Through most of Howard’s final few days, Susie was alone with him, often for hours at a time. She both feared and understood pain, but she was unafraid of death and had the strength to sit with Howard even when those around her were falling apart. Leila, devastated, let her take charge. In such close proximity to death, Susie found that the boundaries between herself and the other dissolved. “Many people kind of flee, but for me it was natural,” she said. “It was a beautiful experience to be that physically and emotionally intimate with someone you loved, because I knew exactly what his needs were. You know when they need to turn their head, or you know when they need a little ice chip. You know. You feel it. I loved him very much. And he gave me that gift for myself of knowing, of having that experience, and realizing how I felt about it.”44

Susie Jr., Howie, and Peter were sitting at the kitchen table one evening when their father came in, looking more depressed than they had ever seen him. “I’m going to Grandma’s house,” he said. “Why?” they asked. “Aren’t you going to the hospital?” “Grandpa died today,” Warren said, and walked out the back door without another word.

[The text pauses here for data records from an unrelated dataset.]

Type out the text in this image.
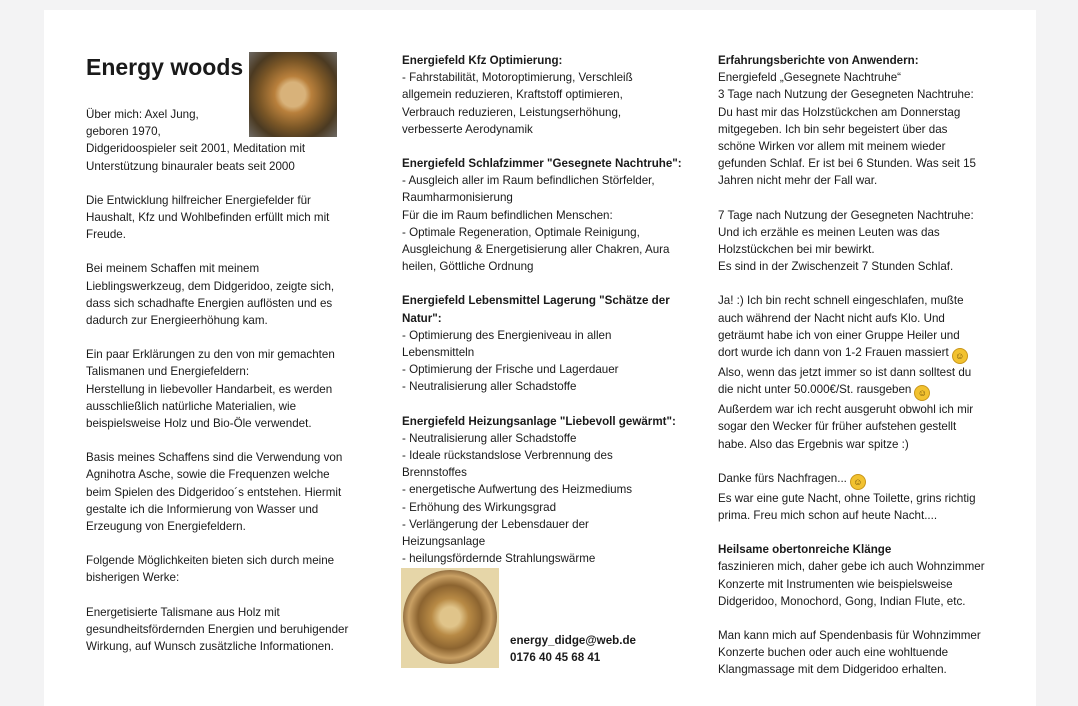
Energy woods
Über mich: Axel Jung,
geboren 1970,
Didgeridoospieler seit 2001, Meditation mit
Unterstützung binauraler beats seit 2000
Die Entwicklung hilfreicher Energiefelder für
Haushalt, Kfz und Wohlbefinden erfüllt mich mit
Freude.
Bei meinem Schaffen mit meinem
Lieblingswerkzeug, dem Didgeridoo, zeigte sich,
dass sich schadhafte Energien auflösten und es
dadurch zur Energieerhöhung kam.
Ein paar Erklärungen zu den von mir gemachten
Talismanen und Energiefeldern:
Herstellung in liebevoller Handarbeit, es werden
ausschließlich natürliche Materialien, wie
beispielsweise Holz und Bio-Öle verwendet.
Basis meines Schaffens sind die Verwendung von
Agnihotra Asche, sowie die Frequenzen welche
beim Spielen des Didgeridoo´s entstehen. Hiermit
gestalte ich die Informierung von Wasser und
Erzeugung von Energiefeldern.
Folgende Möglichkeiten bieten sich durch meine
bisherigen Werke:
Energetisierte Talismane aus Holz mit
gesundheitsfördernden Energien und beruhigender
Wirkung, auf Wunsch zusätzliche Informationen.
Energiefeld Kfz Optimierung:
- Fahrstabilität, Motoroptimierung, Verschleiß
allgemein reduzieren, Kraftstoff optimieren,
Verbrauch reduzieren, Leistungserhöhung,
verbesserte Aerodynamik
Energiefeld Schlafzimmer "Gesegnete Nachtruhe":
- Ausgleich aller im Raum befindlichen Störfelder,
Raumharmonisierung
Für die im Raum befindlichen Menschen:
- Optimale Regeneration, Optimale Reinigung,
Ausgleichung & Energetisierung aller Chakren, Aura
heilen, Göttliche Ordnung
Energiefeld Lebensmittel Lagerung "Schätze der
Natur":
- Optimierung des Energieniveau in allen
Lebensmitteln
- Optimierung der Frische und Lagerdauer
- Neutralisierung aller Schadstoffe
Energiefeld Heizungsanlage "Liebevoll gewärmt":
- Neutralisierung aller Schadstoffe
- Ideale rückstandslose Verbrennung des
Brennstoffes
- energetische Aufwertung des Heizmediums
- Erhöhung des Wirkungsgrad
- Verlängerung der Lebensdauer der
Heizungsanlage
- heilungsfördernde Strahlungswärme
energy_didge@web.de
0176 40 45 68 41
Erfahrungsberichte von Anwendern:
Energiefeld „Gesegnete Nachtruhe“
3 Tage nach Nutzung der Gesegneten Nachtruhe:
Du hast mir das Holzstückchen am Donnerstag
mitgegeben. Ich bin sehr begeistert über das
schöne Wirken vor allem mit meinem wieder
gefunden Schlaf. Er ist bei 6 Stunden. Was seit 15
Jahren nicht mehr der Fall war.
7 Tage nach Nutzung der Gesegneten Nachtruhe:
Und ich erzähle es meinen Leuten was das
Holzstückchen bei mir bewirkt.
Es sind in der Zwischenzeit 7 Stunden Schlaf.
Ja! :) Ich bin recht schnell eingeschlafen, mußte
auch während der Nacht nicht aufs Klo. Und
geträumt habe ich von einer Gruppe Heiler und
dort wurde ich dann von 1-2 Frauen massiert ☺
Also, wenn das jetzt immer so ist dann solltest du
die nicht unter 50.000€/St. rausgeben ☺
Außerdem war ich recht ausgeruht obwohl ich mir
sogar den Wecker für früher aufstehen gestellt
habe. Also das Ergebnis war spitze :)
Danke fürs Nachfragen... ☺
Es war eine gute Nacht, ohne Toilette, grins richtig
prima. Freu mich schon auf heute Nacht....
Heilsame obertonreiche Klänge
faszinieren mich, daher gebe ich auch Wohnzimmer
Konzerte mit Instrumenten wie beispielsweise
Didgeridoo, Monochord, Gong, Indian Flute, etc.
Man kann mich auf Spendenbasis für Wohnzimmer
Konzerte buchen oder auch eine wohltuende
Klangmassage mit dem Didgeridoo erhalten.
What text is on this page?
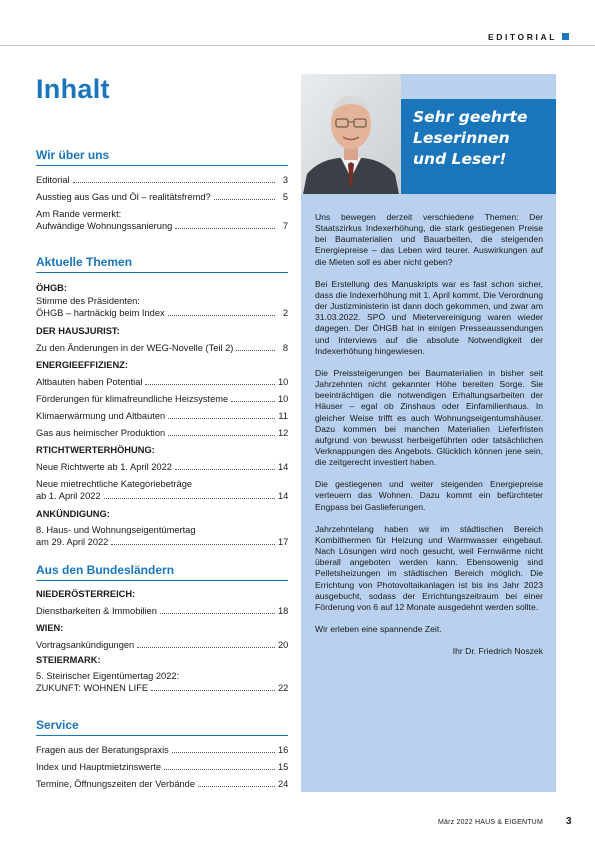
EDITORIAL
Inhalt
Wir über uns
Editorial	3
Ausstieg aus Gas und Öl – realitätsfremd?	5
Am Rande vermerkt:
Aufwändige Wohnungssanierung	7
Aktuelle Themen
ÖHGB:
Stimme des Präsidenten:
ÖHGB – hartnäckig beim Index	2
DER HAUSJURIST:
Zu den Änderungen in der WEG-Novelle (Teil 2)	8
ENERGIEEFFIZIENZ:
Altbauten haben Potential	10
Förderungen für klimafreundliche Heizsysteme	10
Klimaerwärmung und Altbauten	11
Gas aus heimischer Produktion	12
RTICHTWERTERHÖHUNG:
Neue Richtwerte ab 1. April 2022	14
Neue mietrechtliche Kategoriebeträge
ab 1. April 2022	14
ANKÜNDIGUNG:
8. Haus- und Wohnungseigentümertag
am 29. April 2022	17
Aus den Bundesländern
NIEDERÖSTERREICH:
Dienstbarkeiten & Immobilien	18
WIEN:
Vortragsankündigungen	20
STEIERMARK:
5. Steirischer Eigentümertag 2022:
ZUKUNFT: WOHNEN LIFE	22
Service
Fragen aus der Beratungspraxis	16
Index und Hauptmietzinswerte	15
Termine, Öffnungszeiten der Verbände	24
Sehr geehrte
Leserinnen
und Leser!

Uns bewegen derzeit verschiedene Themen: Der Staatszirkus Indexerhöhung, die stark gestiegenen Preise bei Baumaterialien und Bauarbeiten, die steigenden Energiepreise – das Leben wird teurer. Auswirkungen auf die Mieten soll es aber nicht geben?

Bei Erstellung des Manuskripts war es fast schon sicher, dass die Indexerhöhung mit 1. April kommt. Die Verordnung der Justizministerin ist dann doch gekommen, und zwar am 31.03.2022. SPÖ und Mietervereinigung waren wieder dagegen. Der ÖHGB hat in einigen Presseaussendungen und Interviews auf die absolute Notwendigkeit der Indexerhöhung hingewiesen.

Die Preissteigerungen bei Baumaterialien in bisher seit Jahrzehnten nicht gekannter Höhe bereiten Sorge. Sie beeinträchtigen die notwendigen Erhaltungsarbeiten der Häuser – egal ob Zinshaus oder Einfamilienhaus. In gleicher Weise trifft es auch Wohnungseigentumshäuser. Dazu kommen bei manchen Materialien Lieferfristen aufgrund von bewusst herbeigeführten oder tatsächlichen Verknappungen des Angebots. Glücklich können jene sein, die zeitgerecht investiert haben.

Die gestiegenen und weiter steigenden Energiepreise verteuern das Wohnen. Dazu kommt ein befürchteter Engpass bei Gaslieferungen.

Jahrzehntelang haben wir im städtischen Bereich Kombithermen für Heizung und Warmwasser eingebaut. Nach Lösungen wird noch gesucht, weil Fernwärme nicht überall angeboten werden kann. Ebensowenig sind Pelletsheizungen im städtischen Bereich möglich. Die Errichtung von Photovoltaikanlagen ist bis ins Jahr 2023 ausgebucht, sodass der Errichtungszeitraum bei einer Förderung von 6 auf 12 Monate ausgedehnt werden sollte.

Wir erleben eine spannende Zeit.

Ihr Dr. Friedrich Noszek

März 2022 HAUS & EIGENTUM 3
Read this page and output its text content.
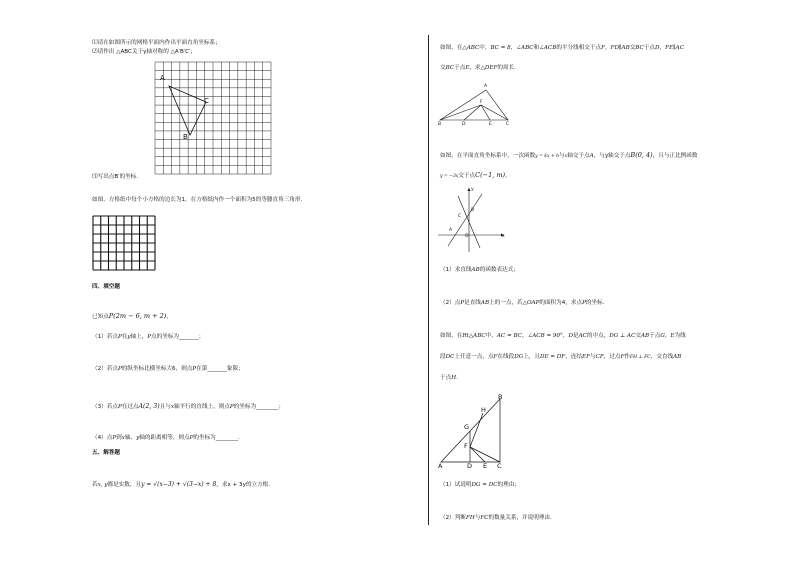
⑴请在如图所示的网格平面内作出平面直角坐标系；
⑵请作出 △ABC关于y轴对称的 △A′B′C′；
A
B
C
⑶写出点B′的坐标.
如图，方格纸中每个小方格的边长为1，在方格纸内作一个面积为5的等腰直角三角形.
四、填空题
已知点P(2m − 6, m + 2)，
（1）若点P在y轴上，P点的坐标为_______；
（2）若点P的纵坐标比横坐标大6，则点P在第_______象限；
（3）若点P在过点A(2, 3)且与x轴平行的直线上，则点P的坐标为________；
（4）点P到x轴、y轴的距离相等，则点P的坐标为________.
五、解答题
若x, y都是实数，且y = √(x−3) + √(3−x) + 8，求x + 3y的立方根.
如图，在△ABC中，BC = 8，∠ABC和∠ACB的平分线相交于点F，FD∥AB交BC于点D，FE∥AC
交BC于点E，求△DEF的周长.
A
F
B	D	E	C
如图，在平面直角坐标系中，一次函数y = kx + b与x轴交于点A，与y轴交于点B(0, 4)，且与正比例函数
y = −3x交于点C(−1, m)。
y
B
C
A
O	x
（1）求直线AB的函数表达式；
（2）点P是直线AB上的一点，若△OAP的面积为4，求点P的坐标.
如图，在Rt△ABC中，AC = BC，∠ACB = 90°，D是AC的中点，DG ⊥ AC交AB于点G，E为线
段DC上任意一点，点F在线段DG上，且DE = DF，连结EF与CF，过点F作FH ⊥ FC，交直线AB
于点H.
B
H
G
F
A	D E C
（1）试说明DG = DC的理由；
（2）判断FH与FC的数量关系，并说明理由.
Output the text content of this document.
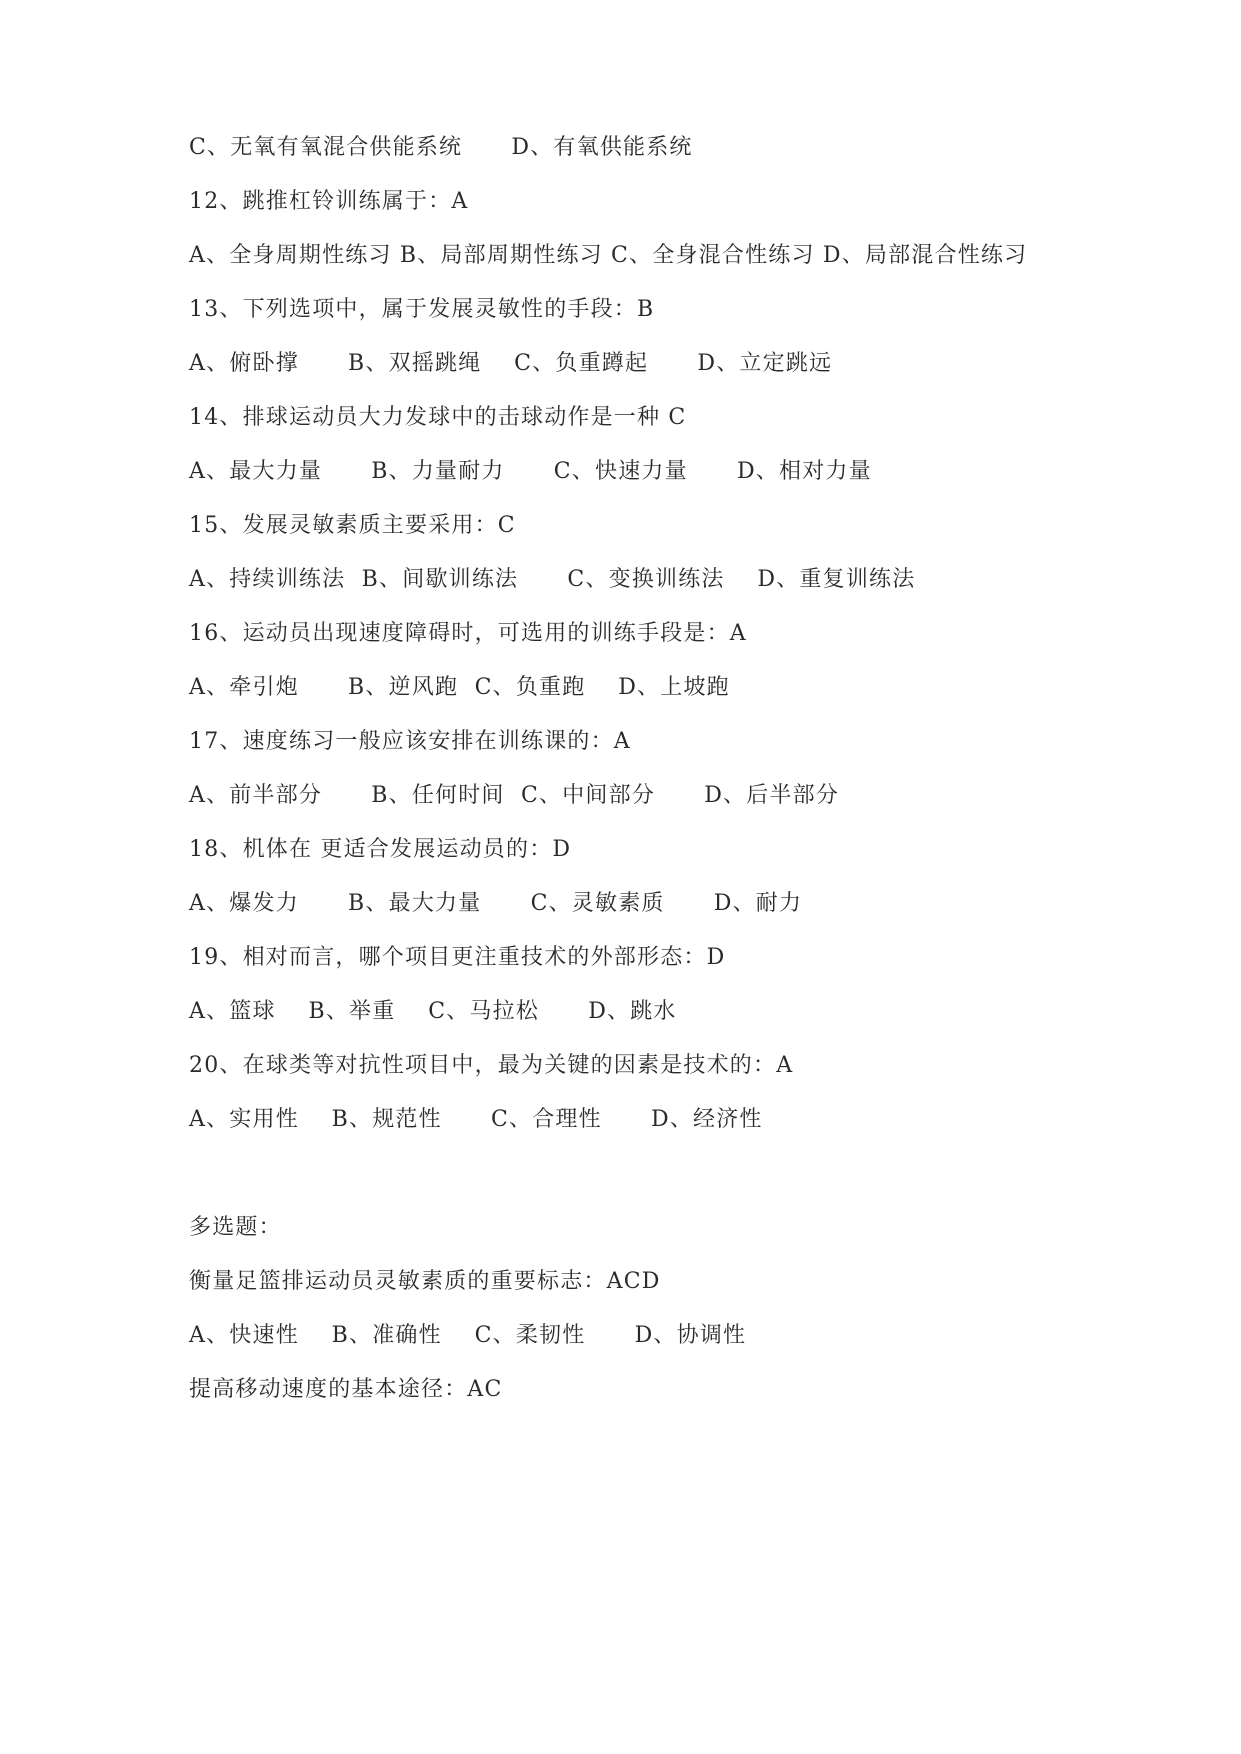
C、无氧有氧混合供能系统      D、有氧供能系统
12、跳推杠铃训练属于：A
A、全身周期性练习 B、局部周期性练习 C、全身混合性练习 D、局部混合性练习
13、下列选项中，属于发展灵敏性的手段：B
A、俯卧撑      B、双摇跳绳    C、负重蹲起      D、立定跳远
14、排球运动员大力发球中的击球动作是一种 C
A、最大力量      B、力量耐力      C、快速力量      D、相对力量
15、发展灵敏素质主要采用：C
A、持续训练法  B、间歇训练法      C、变换训练法    D、重复训练法
16、运动员出现速度障碍时，可选用的训练手段是：A
A、牵引炮      B、逆风跑  C、负重跑    D、上坡跑
17、速度练习一般应该安排在训练课的：A
A、前半部分      B、任何时间  C、中间部分      D、后半部分
18、机体在 更适合发展运动员的：D
A、爆发力      B、最大力量      C、灵敏素质      D、耐力
19、相对而言，哪个项目更注重技术的外部形态：D
A、篮球    B、举重    C、马拉松      D、跳水
20、在球类等对抗性项目中，最为关键的因素是技术的：A
A、实用性    B、规范性      C、合理性      D、经济性
多选题：
衡量足篮排运动员灵敏素质的重要标志：ACD
A、快速性    B、准确性    C、柔韧性      D、协调性
提高移动速度的基本途径：AC
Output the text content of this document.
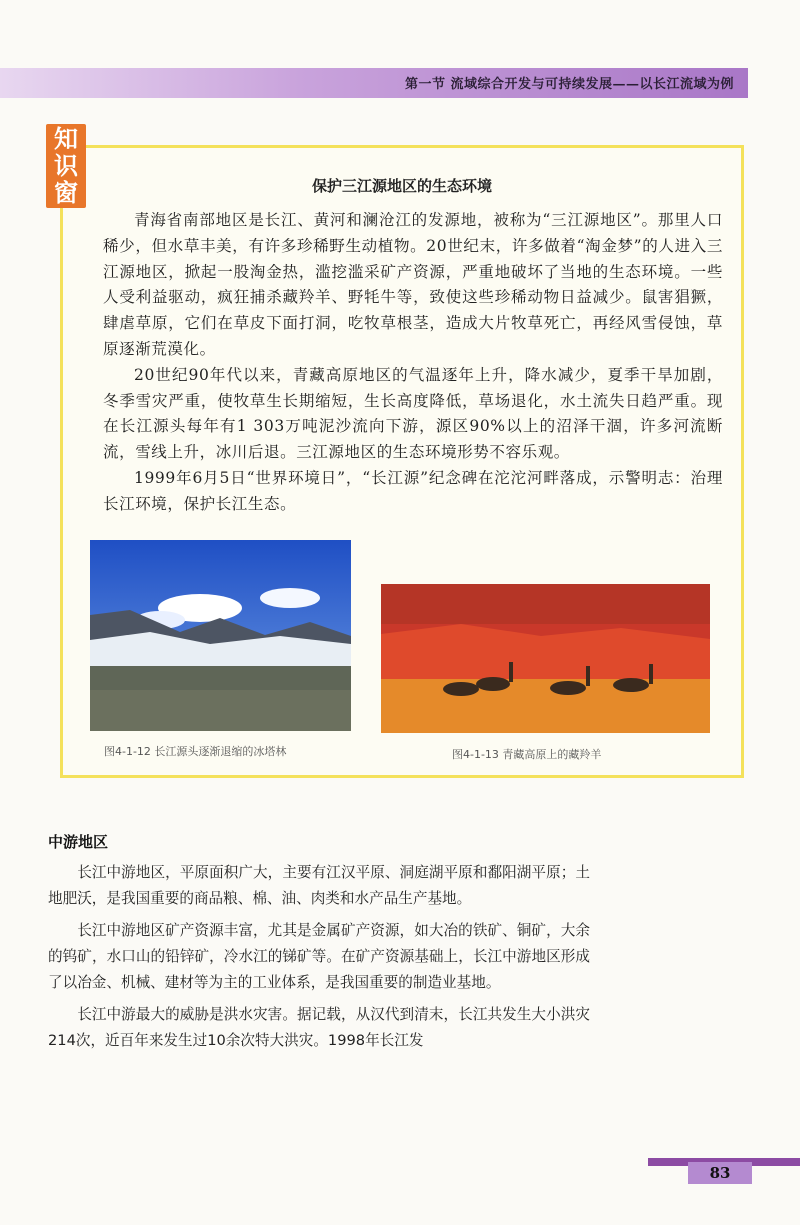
第一节 流域综合开发与可持续发展——以长江流域为例
知识窗	保护三江源地区的生态环境

青海省南部地区是长江、黄河和澜沧江的发源地，被称为“三江源地区”。那里人口稀少，但水草丰美，有许多珍稀野生动植物。20世纪末，许多做着“淘金梦”的人进入三江源地区，掀起一股淘金热，滥挖滥采矿产资源，严重地破坏了当地的生态环境。一些人受利益驱动，疯狂捕杀藏羚羊、野牦牛等，致使这些珍稀动物日益减少。鼠害猖獗，肆虐草原，它们在草皮下面打洞，吃牧草根茎，造成大片牧草死亡，再经风雪侵蚀，草原逐渐荒漠化。

20世纪90年代以来，青藏高原地区的气温逐年上升，降水减少，夏季干旱加剧，冬季雪灾严重，使牧草生长期缩短，生长高度降低，草场退化，水土流失日趋严重。现在长江源头每年有1 303万吨泥沙流向下游，源区90%以上的沼泽干涸，许多河流断流，雪线上升，冰川后退。三江源地区的生态环境形势不容乐观。

1999年6月5日“世界环境日”，“长江源”纪念碑在沱沱河畔落成，示警明志：治理长江环境，保护长江生态。

图4-1-12 长江源头逐渐退缩的冰塔林	图4-1-13 青藏高原上的藏羚羊
中游地区

长江中游地区，平原面积广大，主要有江汉平原、洞庭湖平原和鄱阳湖平原；土地肥沃，是我国重要的商品粮、棉、油、肉类和水产品生产基地。

长江中游地区矿产资源丰富，尤其是金属矿产资源，如大冶的铁矿、铜矿，大余的钨矿，水口山的铅锌矿，冷水江的锑矿等。在矿产资源基础上，长江中游地区形成了以冶金、机械、建材等为主的工业体系，是我国重要的制造业基地。

长江中游最大的威胁是洪水灾害。据记载，从汉代到清末，长江共发生大小洪灾214次，近百年来发生过10余次特大洪灾。1998年长江发

83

Big Susie planned the funeral, while Warren sat at home, stunned into silence. Leila was distraught, but she anticipated her reunion with her husband in heaven. Though Susie tried to get Warren to explore his feelings about his father’s death, he literally could not think about it, fending it off with anything else available. Falling back upon his core of financial conservatism, he argued with Susie that she had been conned into spending too much money on Howard’s coffin.

Warren sat in silence at the funeral as five hundred people mourned his father. No matter how controversial Howard Buffett’s views were during his life, people came out to show respect for him in the end. Afterward, Warren stayed home for a few days.45 He parried unwelcome thoughts by watching Congress debate landmark civil-rights legislation on television. When he returned to the office, he continued buying American Express at a hectic pace. By the end of June 1964, two months after Howard’s death, he had put almost $3 million into the stock; it was now the partnership’s largest investment. Although he never did show any visible sign of grief,46 eventually he placed a large portrait of his father on the wall across from his desk. And weeks after the funeral, two bald patches appeared on the sides of his head. His hair had fallen out from the shock.